Jika kita melihat isu ini terdapat hal hal menarik untuk di kaji, secara teori koalisi partai yang ideal adalah koalisi yang didasari oleh ideologi partai dan visi misi para partai, namun masuknya Demokrat kedalam koalisi Prabowo yang akan meneruskan kinerja Presiden Jokowi merupakan sebuah keanehan sebab pada awalnya Demokrat mengatakan bahwa mereka akan membawa perubahan dalam kepemimpinan selanjutnya. Pada akhirnya terlihat bahwasanya koalisi di negri ini hanyalah tentang bagaimana memenangkan kekuasaan, jika kita pinjam cara pandang Niccolo Machiavelli dalam memandang politik baginya politik adalah bagaimana merebut kekuasaan dan mempertahankannya bagaimanapun caranya baik itu melanggar etika atau moral selagi bisa mencapai kekuasaan maka diperbolehkan atau the ends justify the means.
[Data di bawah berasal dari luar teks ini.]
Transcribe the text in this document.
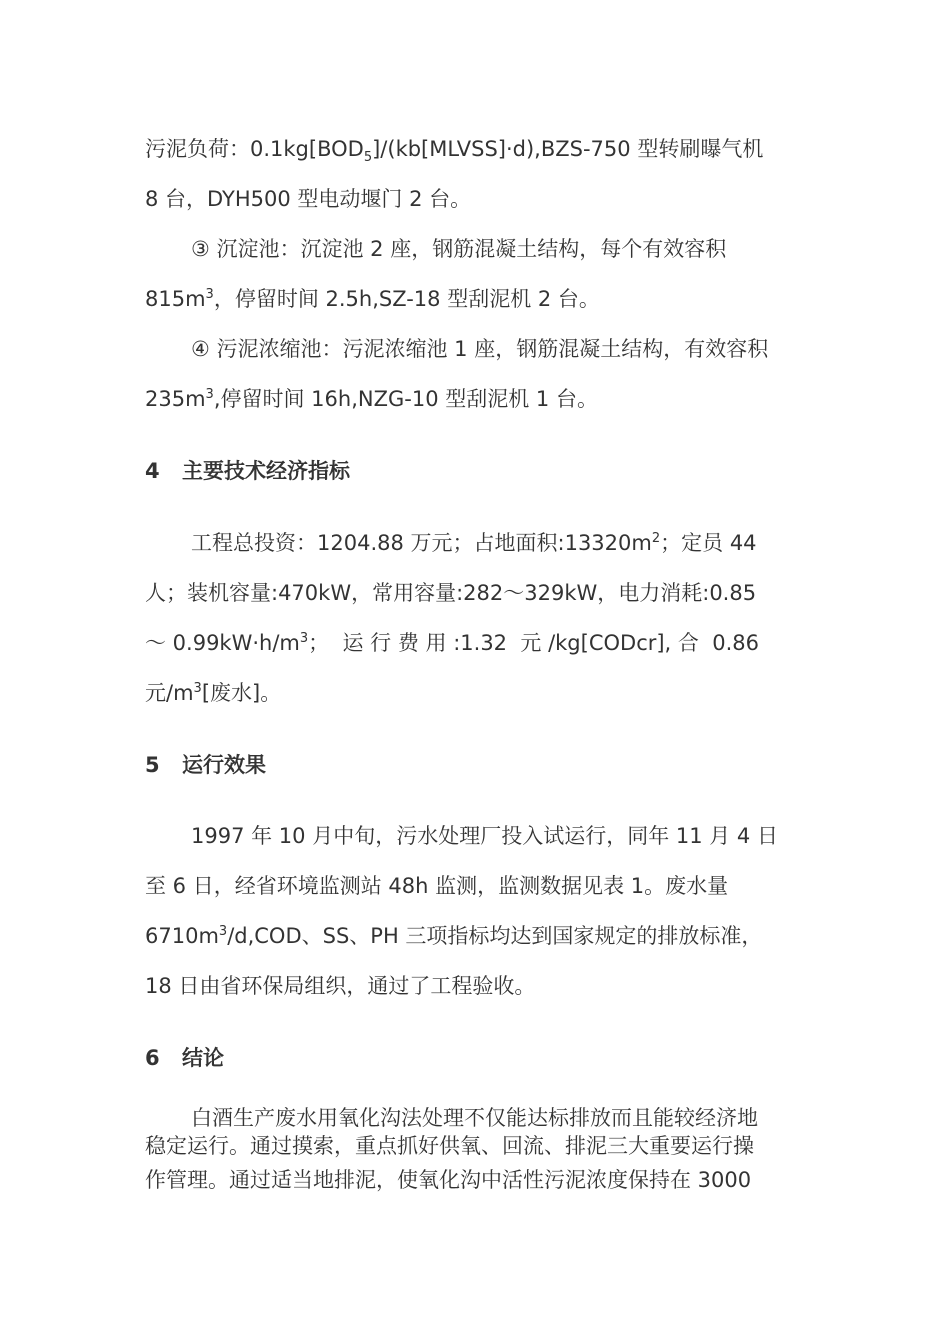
污泥负荷：$0.1kg[BOD_5]/(kb[MLVSS]\cdot d),BZS-750$ 型转刷曝气机
8 台，DYH500 型电动堰门 2 台。
③ 沉淀池：沉淀池 2 座，钢筋混凝土结构，每个有效容积
$815m^3$，停留时间 2.5h,SZ-18 型刮泥机 2 台。
④ 污泥浓缩池：污泥浓缩池 1 座，钢筋混凝土结构，有效容积
$235m^3$,停留时间 16h,NZG-10 型刮泥机 1 台。
4 主要技术经济指标
工程总投资：1204.88 万元；占地面积$:13320m^2$；定员 44
人；装机容量:470kW，常用容量:282～329kW，电力消耗:0.85
～ $0.99kW\cdot h/m^3$；  运 行 费 用 :1.32  元 /kg[CODcr], 合  0.86
元$/m^3$[废水]。
5 运行效果
1997 年 10 月中旬，污水处理厂投入试运行，同年 11 月 4 日
至 6 日，经省环境监测站 48h 监测，监测数据见表 1。废水量
$6710m^3/d,COD$、SS、PH 三项指标均达到国家规定的排放标准，
18 日由省环保局组织，通过了工程验收。
6 结论
白酒生产废水用氧化沟法处理不仅能达标排放而且能较经济地
稳定运行。通过摸索，重点抓好供氧、回流、排泥三大重要运行操
作管理。通过适当地排泥，使氧化沟中活性污泥浓度保持在 3000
Jadi segala manuver dan tindak tanduk partai dalam menentukan koalisi adalah suatu tujuan mencari kuasa, tidak peduli berbeda ideologi ataupun visi, selagi bisa menang ya kenapa tidak. Mungkin dapat disimpulkan bahwa, pengkhianatan, penipuan dan sakit hati dalam politik adalah hal yang biasa saja dan tidak perlu dibawa ke hati.